Bryant stresses that when it comes to the complex issues currently facing our society, the science needs to be communicated in a way that moves people to action. Scientific expertise cannot exist in a vacuum and a good scientist and leader is someone who can communicate their science and make it relevant to the lived experiences and daily lives of those around them.

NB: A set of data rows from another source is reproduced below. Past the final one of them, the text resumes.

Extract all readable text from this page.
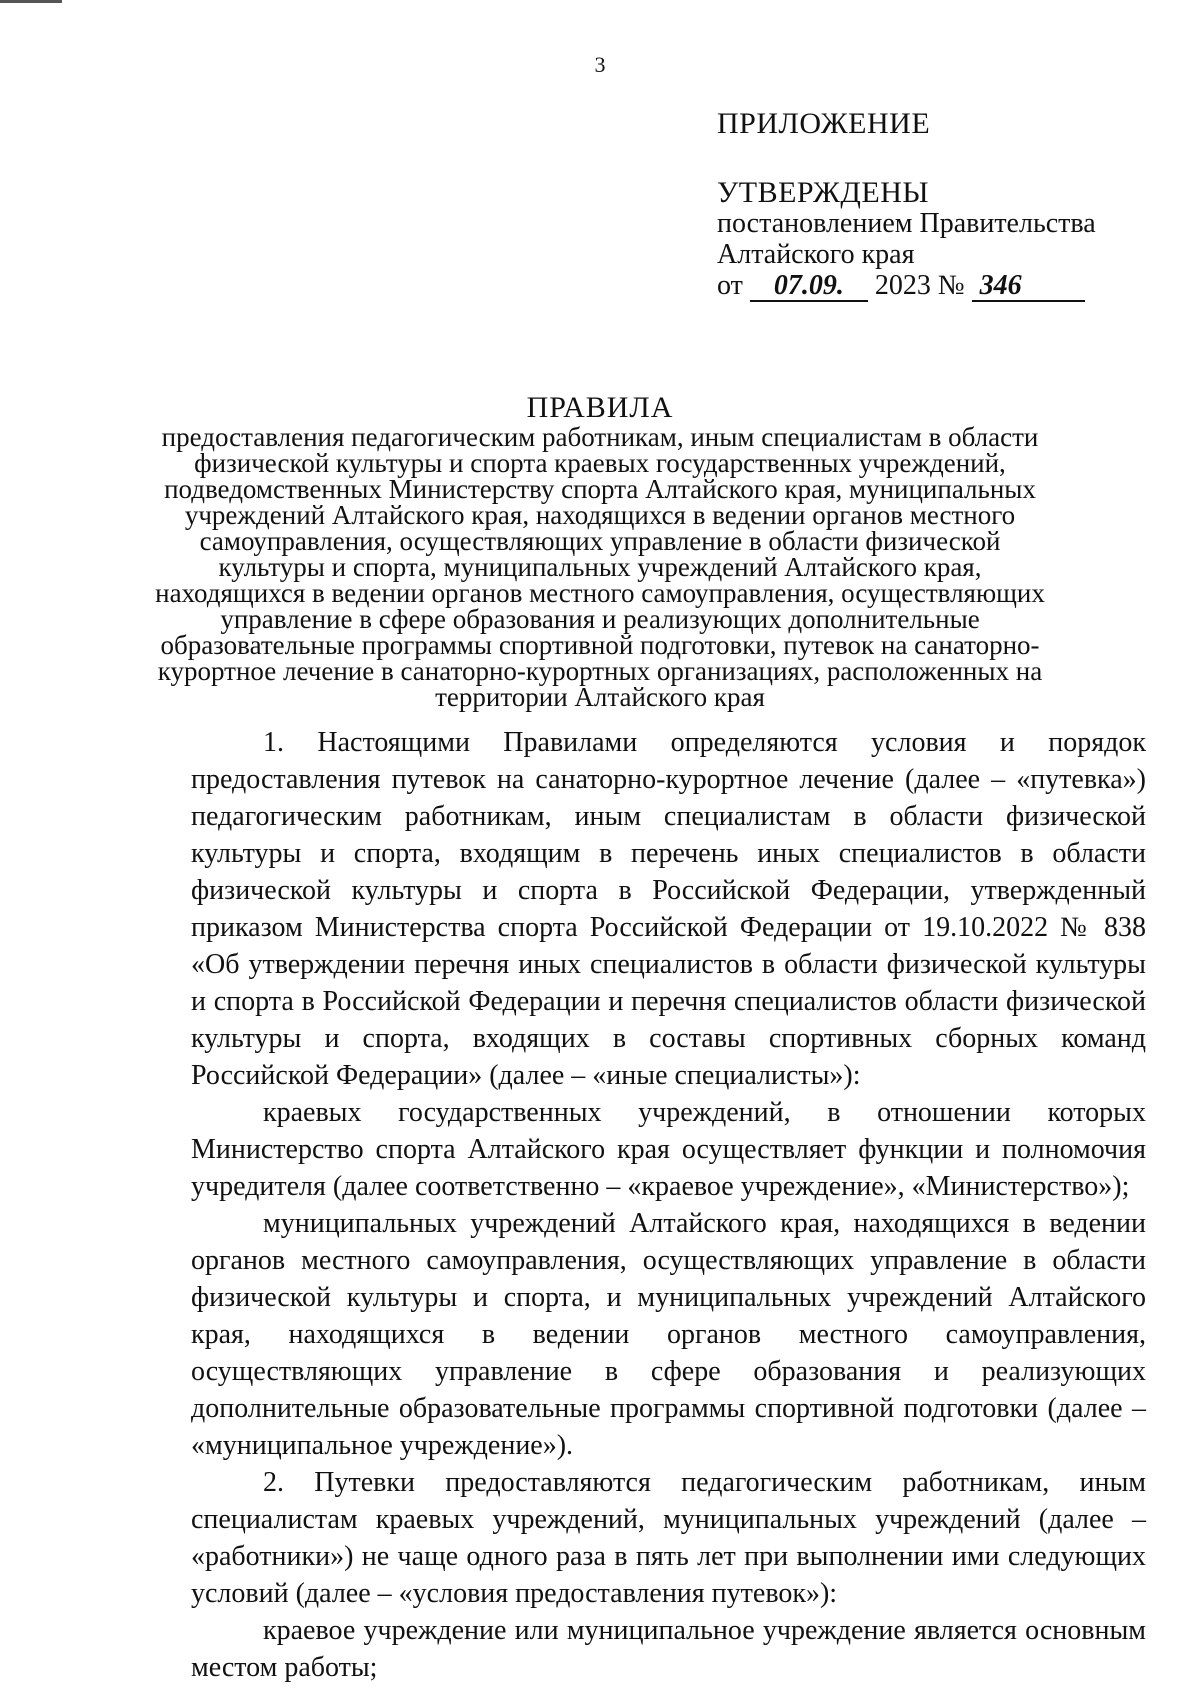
3
ПРИЛОЖЕНИЕ
УТВЕРЖДЕНЫ
постановлением Правительства
Алтайского края
от 07.09. 2023 № 346
ПРАВИЛА
предоставления педагогическим работникам, иным специалистам в области
физической культуры и спорта краевых государственных учреждений,
подведомственных Министерству спорта Алтайского края, муниципальных
учреждений Алтайского края, находящихся в ведении органов местного
самоуправления, осуществляющих управление в области физической
культуры и спорта, муниципальных учреждений Алтайского края,
находящихся в ведении органов местного самоуправления, осуществляющих
управление в сфере образования и реализующих дополнительные
образовательные программы спортивной подготовки, путевок на санаторно-
курортное лечение в санаторно-курортных организациях, расположенных на
территории Алтайского края

1. Настоящими Правилами определяются условия и порядок предоставления путевок на санаторно-курортное лечение (далее – «путевка») педагогическим работникам, иным специалистам в области физической культуры и спорта, входящим в перечень иных специалистов в области физической культуры и спорта в Российской Федерации, утвержденный приказом Министерства спорта Российской Федерации от 19.10.2022 № 838 «Об утверждении перечня иных специалистов в области физической культуры и спорта в Российской Федерации и перечня специалистов области физической культуры и спорта, входящих в составы спортивных сборных команд Российской Федерации» (далее – «иные специалисты»):

краевых государственных учреждений, в отношении которых Министерство спорта Алтайского края осуществляет функции и полномочия учредителя (далее соответственно – «краевое учреждение», «Министерство»);

муниципальных учреждений Алтайского края, находящихся в ведении органов местного самоуправления, осуществляющих управление в области физической культуры и спорта, и муниципальных учреждений Алтайского края, находящихся в ведении органов местного самоуправления, осуществляющих управление в сфере образования и реализующих дополнительные образовательные программы спортивной подготовки (далее – «муниципальное учреждение»).

2. Путевки предоставляются педагогическим работникам, иным специалистам краевых учреждений, муниципальных учреждений (далее – «работники») не чаще одного раза в пять лет при выполнении ими следующих условий (далее – «условия предоставления путевок»):

краевое учреждение или муниципальное учреждение является основным местом работы;
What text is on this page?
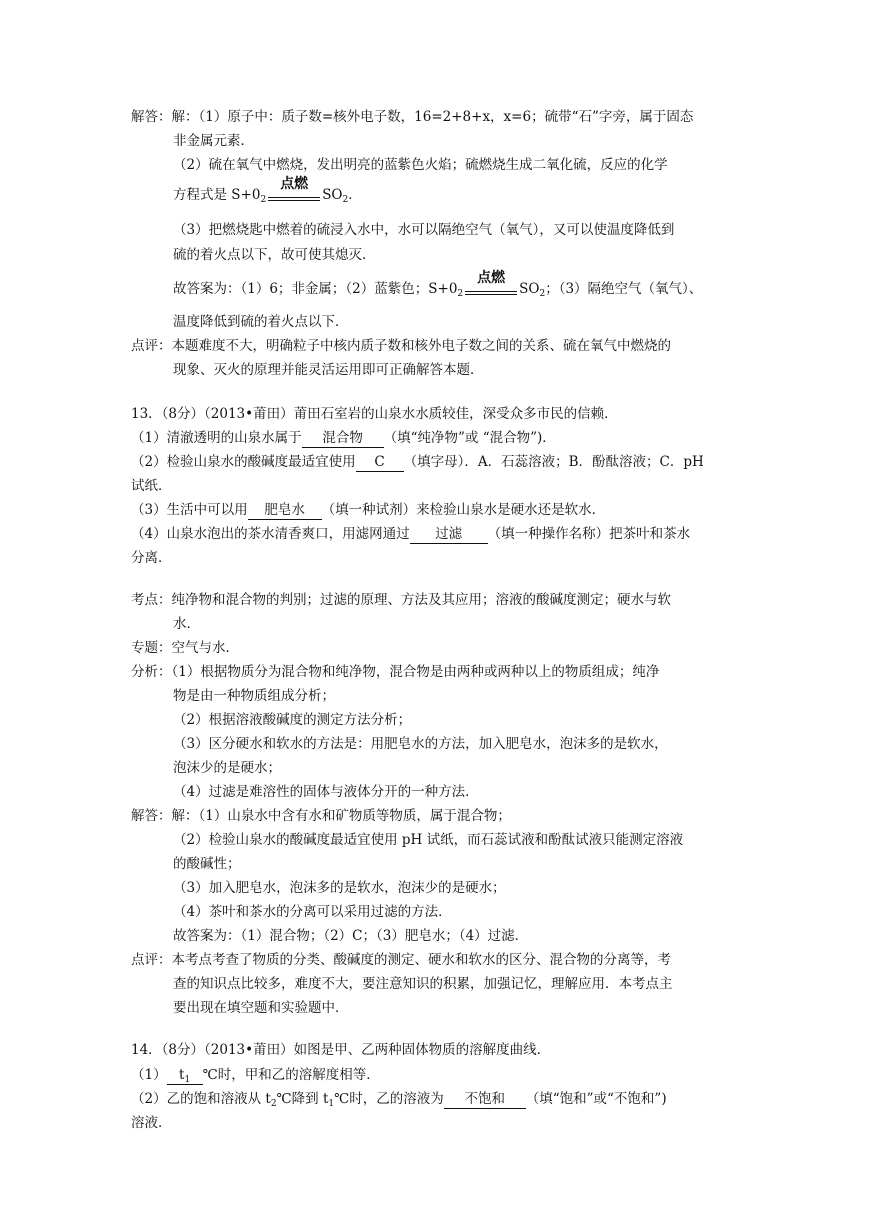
解答：解：（1）原子中：质子数=核外电子数，16=2+8+x，x=6；硫带“石”字旁，属于固态
非金属元素．
（2）硫在氧气中燃烧，发出明亮的蓝紫色火焰；硫燃烧生成二氧化硫，反应的化学
方程式是 $S+0_2$
点燃
$SO_2$．
（3）把燃烧匙中燃着的硫浸入水中，水可以隔绝空气（氧气），又可以使温度降低到
硫的着火点以下，故可使其熄灭．
故答案为：（1）6；非金属；（2）蓝紫色；$S+0_2$
点燃
$SO_2$；（3）隔绝空气（氧气）、
温度降低到硫的着火点以下．
点评：本题难度不大，明确粒子中核内质子数和核外电子数之间的关系、硫在氧气中燃烧的
现象、灭火的原理并能灵活运用即可正确解答本题．
13．（8分）（2013•莆田）莆田石室岩的山泉水水质较佳，深受众多市民的信赖．
（1）清澈透明的山泉水属于 混合物 （填“纯净物”或 “混合物”)．
（2）检验山泉水的酸碱度最适宜使用 C （填字母）．A．石蕊溶液；B．酚酞溶液；C．pH
试纸．
（3）生活中可以用 肥皂水 （填一种试剂）来检验山泉水是硬水还是软水．
（4）山泉水泡出的茶水清香爽口，用滤网通过 过滤 （填一种操作名称）把茶叶和茶水
分离．
考点：纯净物和混合物的判别；过滤的原理、方法及其应用；溶液的酸碱度测定；硬水与软
水．
专题：空气与水．
分析：（1）根据物质分为混合物和纯净物，混合物是由两种或两种以上的物质组成；纯净
物是由一种物质组成分析；
（2）根据溶液酸碱度的测定方法分析；
（3）区分硬水和软水的方法是：用肥皂水的方法，加入肥皂水，泡沫多的是软水，
泡沫少的是硬水；
（4）过滤是难溶性的固体与液体分开的一种方法．
解答：解：（1）山泉水中含有水和矿物质等物质，属于混合物；
（2）检验山泉水的酸碱度最适宜使用 pH 试纸，而石蕊试液和酚酞试液只能测定溶液
的酸碱性；
（3）加入肥皂水，泡沫多的是软水，泡沫少的是硬水；
（4）茶叶和茶水的分离可以采用过滤的方法．
故答案为：（1）混合物；（2）C；（3）肥皂水；（4）过滤．
点评：本考点考查了物质的分类、酸碱度的测定、硬水和软水的区分、混合物的分离等，考
查的知识点比较多，难度不大，要注意知识的积累，加强记忆，理解应用．本考点主
要出现在填空题和实验题中．
14．（8分）（2013•莆田）如图是甲、乙两种固体物质的溶解度曲线．
（1） $t_1$ ℃时，甲和乙的溶解度相等．
（2）乙的饱和溶液从 $t_2℃$降到 $t_1℃$时，乙的溶液为 不饱和 （填“饱和”或“不饱和”)
溶液．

This is why Bryant takes a holistic approach to her scientific work. This past summer, she co-convened an interdisciplinary conference on Justice in Geosciences (video available here) and in her spare time, she is a singer/songwriter and spends time learning from her colleagues in the studio art and theater departments on campus.
According to Bryant, visualizing small things like microbes is often only possible with art. “Not everybody has [access to] a telescope or a microscope,” Bryant said, “but art [can be] used to transport people to different [periods] in times, different scales, and different vantage points.”
If tomorrow, science as a discipline ceased to exist, Bryant says she would be totally fine.
“There are a lot of things I want to do with my life and [in a world without science] the thinking that has been inspired by my scientific [work] would still be valid, it would still be helpful for navigating the world and how it works.”